02-26-2016 01:03 PM
There are limits to mathscript. It can be slower. It is interpreted. It sometimes does not do things that a VI would do well. I can make a "percentile" function in LabVIEW (better than the current built-in) that runs much faster than the non-existent on in MathScript RT. It will not require a MatLab toolbox in order to run.
In MatLab I can call an exterior executable. I used this to improve performance. Can I do it in MathScript?
Is there a (stunningly friendly) way in LabVIEW that I can make mathscript call an "exterior" vi within the same project? If not, can I call the built-in LabVIEW functions?
02-29-2016 11:27 AM
Are you trying to call an executable file that you've made in LabVIEW or are you just wanting to make a SubVI to use in multiple places of your project?
If it's the latter, you could refer to this tutorial on SubVIs: http://www.ni.com/white-paper/7593/en/
Just save the VI file in the project and drop it wherever it's needed on other VIs.
02-29-2016 11:56 AM
@scmave - I have made subVI's before. I don't want "any" subVI.
I want a subVI that I can access from MathScript code.
Let's say I wanted to be creative and use a different norm than the classical one.
I could put something like this together in LabVIEW and called it "mynorm.vi":
This is going to run pretty quickly. I think it would run much faster than the interpreted version in MathScript.

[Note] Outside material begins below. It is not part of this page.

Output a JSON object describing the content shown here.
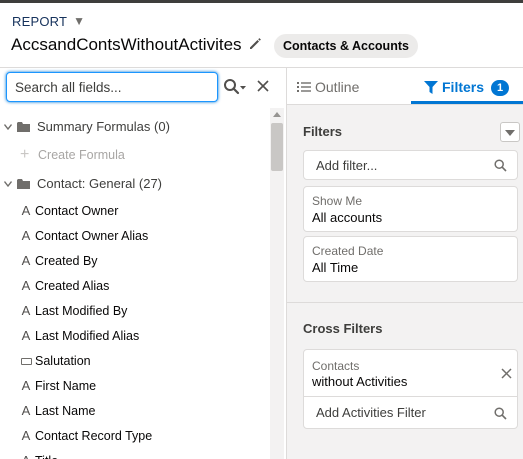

I want to be able to make a line of text like this (except for the error):
And get an answer from it.
I might hear that there is all sorts of headaches about typing or unhappy-path-prevention except, maybe we could require the inputs to be initialized as inputs into the MathScript structure. Maybe we can put locks on type there, so that the MathScript treats it well, and doesn't modify it in a bad way.
03-01-2016 11:57 AM - edited 03-01-2016 11:57 AM
I don't believe there is a way to call a subVI from a MathScript node. The best you can do is call custom .m function files within your MathScript node.
For what you want to do, it would be best to create output from the MathScript node with the parameters to your subVI, and then create another MathScript node after the subVI if necessary.
10-20-2017 10:08 AM - edited 10-20-2017 10:15 AM
I use Lua for Labview to give my apps scripting capability that can interact (both ways) with vi's. One creates appropriate wrapper VI's for your existing Labview VIs or built in functions and then they can be accessed from scripts with a conventional function call syntax. Very handy. My goal is to provide the user with easy run time scripting, so I build an GUI around it, but that's not necessary, nor is it necessary to do it at run time. But my application is a little different from yours.